こうしてAさんの娘さんは、空港のショップで無事、新しいスマホを受け取れました。しかし、生成AI/AIの利用は、ここで終りではありません。カスタマージャーニーを解析し、必要なナレッジの整備と対応フローを最適化することで、短時間の機種変更に対応していたのです。
(7)カスタマージャーニーの解析
今回の機種変更案件におけるカスタマージャーニーを生成AI/AI技術で解析し、問題点を可視化します。
(8)音声解析による内容の把握とトレンドの分析
発見された問題点について、生成AIでテキスト化した音声データの要約からトレンドを分析します。

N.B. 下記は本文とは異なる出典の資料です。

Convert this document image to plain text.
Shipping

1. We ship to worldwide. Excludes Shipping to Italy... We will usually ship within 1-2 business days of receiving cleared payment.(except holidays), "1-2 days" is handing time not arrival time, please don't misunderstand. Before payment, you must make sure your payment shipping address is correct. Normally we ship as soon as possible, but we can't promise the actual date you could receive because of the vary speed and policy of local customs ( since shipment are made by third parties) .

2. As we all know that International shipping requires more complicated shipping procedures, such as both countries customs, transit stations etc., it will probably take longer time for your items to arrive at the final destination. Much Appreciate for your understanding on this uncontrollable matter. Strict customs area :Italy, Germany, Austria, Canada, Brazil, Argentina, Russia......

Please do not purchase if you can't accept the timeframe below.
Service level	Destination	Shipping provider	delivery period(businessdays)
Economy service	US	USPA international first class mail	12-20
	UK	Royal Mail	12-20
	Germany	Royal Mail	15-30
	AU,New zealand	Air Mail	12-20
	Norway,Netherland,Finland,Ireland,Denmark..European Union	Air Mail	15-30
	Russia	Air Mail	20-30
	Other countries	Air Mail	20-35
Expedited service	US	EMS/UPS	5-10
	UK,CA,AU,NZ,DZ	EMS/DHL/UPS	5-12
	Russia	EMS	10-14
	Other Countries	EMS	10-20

今回は、機種変更のための契約内容変更時の対応品質が下がっていることが分かりました。
(9)Webサイトの改善およびナレッジのアップデート、オペレーターのシフト管理
明らかになった問題点について、生成AI/AI技術による提案をベースに対応策を検討します。具体的には、Webサイトのレイアウトや動線の改善、オペレーター支援のためのナレッジの強化や更新などです。特定の問い合わせが集中しそうな時間帯においてはオペレーターのシフト調整なども実施します。
このように、CXを高めるためのAIには、さまざまなものがあります。Web上の動線分析や、チャットボット、AIルーティング、エージェントアシスト、ジャーニー分析などに生成AIが加わることで、顧客対応の自動化とハイタッチ化が図れます。同時に、顧客対応の分析や問題点や改善プランの抽出、オペレーター支援によって負荷を軽減し効率を高め、全体的なCXを高められるのです。